Fig 2. Meta-analysis of new AF incidence due to screening.

Three randomized trials and 22 observational studies were included. The total number of participants was 88 786. Heterogeneity was high at I2 = 95.13% (Q = 534, p<0.05). The incidence of newly detected AF was 1.5% (95% CI 1.1–1.8%). AF—atrial fibrillation.

Fig 3. Subgroup meta-analysis of new AF incidence according to setting.

New AF incidence was significantly higher in studies (n = 12) in which screening was performed in GP setting compared to studies in which screening was done in the community (n = 15): 1.9% (95% CI 1.4–2.4%) vs. 1.1% (95% CI 0.7–1.6%), p<0.05. AF—atrial fibrillation.

Fig 4. Subgroup meta-analysis of new AF incidence according to systematic vs. opportunistic screening.

New AF incidence was significantly higher in studies (n = 14) in which screening was organized in a systematic way in contrast to studies where it was opportunistic (n = 13): 1.8% (95% CI 1.4–2.3%) vs. 1.1% (95% CI 0.6–1.6%), p<0.05. AF—atrial fibrillation.

Fig 5. Subgroup meta-analysis of new AF incidence according to single vs. repeated screening.

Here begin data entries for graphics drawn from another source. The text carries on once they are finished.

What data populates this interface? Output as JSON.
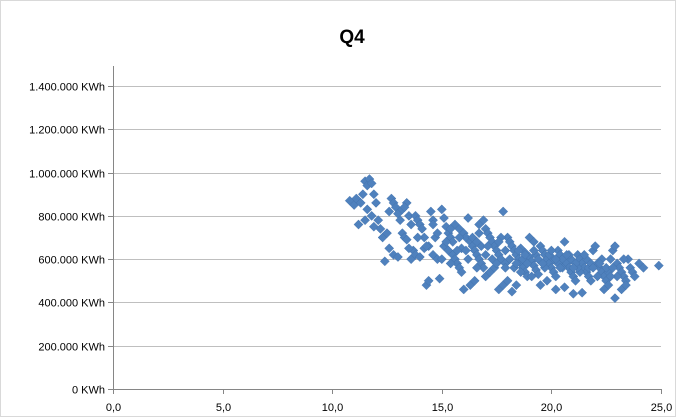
{
  "chart_data": {
    "type": "scatter",
    "title": "Q4",
    "xlabel": "",
    "ylabel": "",
    "xlim": [
      0,
      25
    ],
    "ylim": [
      0,
      1400000
    ],
    "x_ticks": [
      0,
      5,
      10,
      15,
      20,
      25
    ],
    "x_tick_labels": [
      "0,0",
      "5,0",
      "10,0",
      "15,0",
      "20,0",
      "25,0"
    ],
    "y_ticks": [
      0,
      200000,
      400000,
      600000,
      800000,
      1000000,
      1200000,
      1400000
    ],
    "y_tick_labels": [
      "0 KWh",
      "200.000 KWh",
      "400.000 KWh",
      "600.000 KWh",
      "800.000 KWh",
      "1.000.000 KWh",
      "1.200.000 KWh",
      "1.400.000 KWh"
    ],
    "grid": "horizontal",
    "legend": "none",
    "marker": "diamond",
    "marker_color": "#4f81bd",
    "points": [
      [
        10.8,
        870000
      ],
      [
        11.0,
        850000
      ],
      [
        11.1,
        880000
      ],
      [
        11.2,
        760000
      ],
      [
        11.3,
        860000
      ],
      [
        11.4,
        900000
      ],
      [
        11.5,
        960000
      ],
      [
        11.6,
        940000
      ],
      [
        11.7,
        970000
      ],
      [
        11.8,
        950000
      ],
      [
        11.9,
        900000
      ],
      [
        11.6,
        830000
      ],
      [
        11.8,
        800000
      ],
      [
        12.0,
        860000
      ],
      [
        12.1,
        780000
      ],
      [
        11.5,
        780000
      ],
      [
        11.9,
        750000
      ],
      [
        12.2,
        740000
      ],
      [
        12.3,
        700000
      ],
      [
        12.4,
        590000
      ],
      [
        12.5,
        720000
      ],
      [
        12.6,
        650000
      ],
      [
        12.7,
        880000
      ],
      [
        12.8,
        860000
      ],
      [
        12.9,
        840000
      ],
      [
        13.0,
        810000
      ],
      [
        13.1,
        780000
      ],
      [
        13.2,
        720000
      ],
      [
        13.3,
        700000
      ],
      [
        13.4,
        690000
      ],
      [
        12.8,
        620000
      ],
      [
        13.0,
        610000
      ],
      [
        13.2,
        830000
      ],
      [
        13.4,
        860000
      ],
      [
        13.5,
        800000
      ],
      [
        13.6,
        760000
      ],
      [
        13.7,
        640000
      ],
      [
        13.8,
        800000
      ],
      [
        13.9,
        780000
      ],
      [
        14.0,
        760000
      ],
      [
        13.6,
        600000
      ],
      [
        13.8,
        620000
      ],
      [
        14.0,
        610000
      ],
      [
        14.1,
        740000
      ],
      [
        14.2,
        700000
      ],
      [
        14.3,
        480000
      ],
      [
        14.4,
        500000
      ],
      [
        14.5,
        820000
      ],
      [
        14.6,
        780000
      ],
      [
        14.7,
        700000
      ],
      [
        14.4,
        660000
      ],
      [
        14.6,
        620000
      ],
      [
        14.8,
        600000
      ],
      [
        14.9,
        510000
      ],
      [
        15.0,
        830000
      ],
      [
        15.1,
        790000
      ],
      [
        15.2,
        750000
      ],
      [
        15.3,
        720000
      ],
      [
        15.4,
        700000
      ],
      [
        15.5,
        680000
      ],
      [
        15.1,
        660000
      ],
      [
        15.3,
        640000
      ],
      [
        15.5,
        620000
      ],
      [
        15.6,
        600000
      ],
      [
        15.7,
        580000
      ],
      [
        15.8,
        560000
      ],
      [
        15.9,
        540000
      ],
      [
        16.0,
        460000
      ],
      [
        15.6,
        760000
      ],
      [
        15.8,
        740000
      ],
      [
        16.0,
        720000
      ],
      [
        16.1,
        700000
      ],
      [
        16.2,
        790000
      ],
      [
        16.3,
        680000
      ],
      [
        16.4,
        660000
      ],
      [
        16.5,
        640000
      ],
      [
        16.6,
        620000
      ],
      [
        16.7,
        600000
      ],
      [
        16.8,
        580000
      ],
      [
        16.9,
        560000
      ],
      [
        16.3,
        480000
      ],
      [
        16.5,
        500000
      ],
      [
        16.7,
        760000
      ],
      [
        16.9,
        780000
      ],
      [
        17.0,
        740000
      ],
      [
        17.1,
        720000
      ],
      [
        17.2,
        700000
      ],
      [
        17.3,
        680000
      ],
      [
        17.4,
        660000
      ],
      [
        17.5,
        640000
      ],
      [
        17.0,
        520000
      ],
      [
        17.2,
        540000
      ],
      [
        17.4,
        560000
      ],
      [
        17.6,
        620000
      ],
      [
        17.7,
        600000
      ],
      [
        17.8,
        820000
      ],
      [
        17.9,
        580000
      ],
      [
        18.0,
        700000
      ],
      [
        18.1,
        680000
      ],
      [
        18.2,
        660000
      ],
      [
        17.6,
        460000
      ],
      [
        17.8,
        480000
      ],
      [
        18.0,
        500000
      ],
      [
        18.3,
        640000
      ],
      [
        18.4,
        620000
      ],
      [
        18.5,
        600000
      ],
      [
        18.6,
        580000
      ],
      [
        18.7,
        560000
      ],
      [
        18.8,
        540000
      ],
      [
        18.9,
        520000
      ],
      [
        18.2,
        450000
      ],
      [
        18.4,
        480000
      ],
      [
        18.6,
        650000
      ],
      [
        18.8,
        630000
      ],
      [
        19.0,
        610000
      ],
      [
        19.1,
        590000
      ],
      [
        19.2,
        570000
      ],
      [
        19.3,
        550000
      ],
      [
        19.4,
        530000
      ],
      [
        19.5,
        660000
      ],
      [
        19.0,
        700000
      ],
      [
        19.2,
        680000
      ],
      [
        19.6,
        640000
      ],
      [
        19.7,
        620000
      ],
      [
        19.8,
        600000
      ],
      [
        19.9,
        580000
      ],
      [
        20.0,
        560000
      ],
      [
        20.1,
        540000
      ],
      [
        20.2,
        520000
      ],
      [
        20.3,
        640000
      ],
      [
        19.5,
        480000
      ],
      [
        19.8,
        500000
      ],
      [
        20.4,
        620000
      ],
      [
        20.5,
        600000
      ],
      [
        20.6,
        680000
      ],
      [
        20.7,
        580000
      ],
      [
        20.8,
        560000
      ],
      [
        20.9,
        540000
      ],
      [
        21.0,
        520000
      ],
      [
        21.1,
        500000
      ],
      [
        20.2,
        460000
      ],
      [
        20.6,
        470000
      ],
      [
        21.2,
        620000
      ],
      [
        21.3,
        600000
      ],
      [
        21.4,
        580000
      ],
      [
        21.5,
        560000
      ],
      [
        21.6,
        540000
      ],
      [
        21.7,
        520000
      ],
      [
        21.8,
        500000
      ],
      [
        21.9,
        640000
      ],
      [
        21.0,
        440000
      ],
      [
        21.4,
        445000
      ],
      [
        22.0,
        660000
      ],
      [
        22.1,
        580000
      ],
      [
        22.2,
        560000
      ],
      [
        22.3,
        540000
      ],
      [
        22.4,
        520000
      ],
      [
        22.5,
        500000
      ],
      [
        22.6,
        480000
      ],
      [
        22.7,
        600000
      ],
      [
        22.4,
        460000
      ],
      [
        22.8,
        640000
      ],
      [
        22.9,
        660000
      ],
      [
        23.0,
        580000
      ],
      [
        23.1,
        560000
      ],
      [
        23.2,
        540000
      ],
      [
        23.3,
        520000
      ],
      [
        23.4,
        500000
      ],
      [
        23.5,
        600000
      ],
      [
        23.6,
        560000
      ],
      [
        22.9,
        420000
      ],
      [
        23.2,
        460000
      ],
      [
        23.7,
        540000
      ],
      [
        23.8,
        520000
      ],
      [
        24.0,
        580000
      ],
      [
        24.2,
        560000
      ],
      [
        24.9,
        570000
      ],
      [
        23.4,
        480000
      ],
      [
        22.6,
        540000
      ],
      [
        21.6,
        600000
      ],
      [
        14.2,
        650000
      ],
      [
        14.8,
        720000
      ],
      [
        15.2,
        680000
      ],
      [
        15.9,
        650000
      ],
      [
        16.4,
        700000
      ],
      [
        16.8,
        660000
      ],
      [
        17.3,
        600000
      ],
      [
        17.9,
        640000
      ],
      [
        18.3,
        560000
      ],
      [
        18.7,
        600000
      ],
      [
        19.3,
        620000
      ],
      [
        19.7,
        560000
      ],
      [
        20.1,
        600000
      ],
      [
        20.5,
        560000
      ],
      [
        20.9,
        600000
      ],
      [
        21.3,
        540000
      ],
      [
        21.7,
        560000
      ],
      [
        22.1,
        520000
      ],
      [
        22.5,
        560000
      ],
      [
        23.0,
        520000
      ],
      [
        12.6,
        820000
      ],
      [
        13.3,
        840000
      ],
      [
        13.9,
        700000
      ],
      [
        14.6,
        760000
      ],
      [
        15.4,
        740000
      ],
      [
        16.1,
        640000
      ],
      [
        16.6,
        560000
      ],
      [
        17.1,
        660000
      ],
      [
        17.7,
        700000
      ],
      [
        18.1,
        600000
      ],
      [
        18.5,
        640000
      ],
      [
        18.9,
        580000
      ],
      [
        19.4,
        600000
      ],
      [
        19.9,
        620000
      ],
      [
        20.3,
        580000
      ],
      [
        20.8,
        620000
      ],
      [
        21.2,
        560000
      ],
      [
        21.8,
        580000
      ],
      [
        22.3,
        600000
      ],
      [
        22.8,
        560000
      ],
      [
        15.0,
        600000
      ],
      [
        15.4,
        580000
      ],
      [
        15.7,
        640000
      ],
      [
        16.2,
        600000
      ],
      [
        16.6,
        680000
      ],
      [
        17.0,
        620000
      ],
      [
        17.5,
        580000
      ],
      [
        17.9,
        560000
      ],
      [
        18.4,
        580000
      ],
      [
        18.8,
        620000
      ],
      [
        19.2,
        640000
      ],
      [
        19.6,
        580000
      ],
      [
        20.0,
        640000
      ],
      [
        20.4,
        560000
      ],
      [
        20.7,
        620000
      ],
      [
        21.1,
        580000
      ],
      [
        21.5,
        620000
      ],
      [
        21.9,
        560000
      ],
      [
        22.2,
        580000
      ],
      [
        22.7,
        520000
      ],
      [
        13.5,
        650000
      ],
      [
        14.3,
        660000
      ],
      [
        15.8,
        700000
      ],
      [
        16.7,
        720000
      ],
      [
        17.6,
        680000
      ],
      [
        18.6,
        540000
      ],
      [
        19.1,
        520000
      ],
      [
        20.2,
        600000
      ],
      [
        21.0,
        560000
      ],
      [
        23.3,
        600000
      ]
    ]
  }
}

New AF incidence was significantly higher in studies (n = 10) in which heart rhythm was measured repeatedly as opposed to studies with a single measurement performed (n = 17):: 2.1% (95% CI 1.5–2.8%) vs. 1.2% (95% CI 0.8–1.6%), p<0.05. AF—atrial fibrillation.

Fig 6. Funnel plot of newly identified AF.

Begg’s funnel plot of newly identified AF was asymmetric suggesting the presence of publication bias. Open circles represent the imputed sudies to adjust the analysis for the effect of potential publication bias. AF—atrial fibrillation.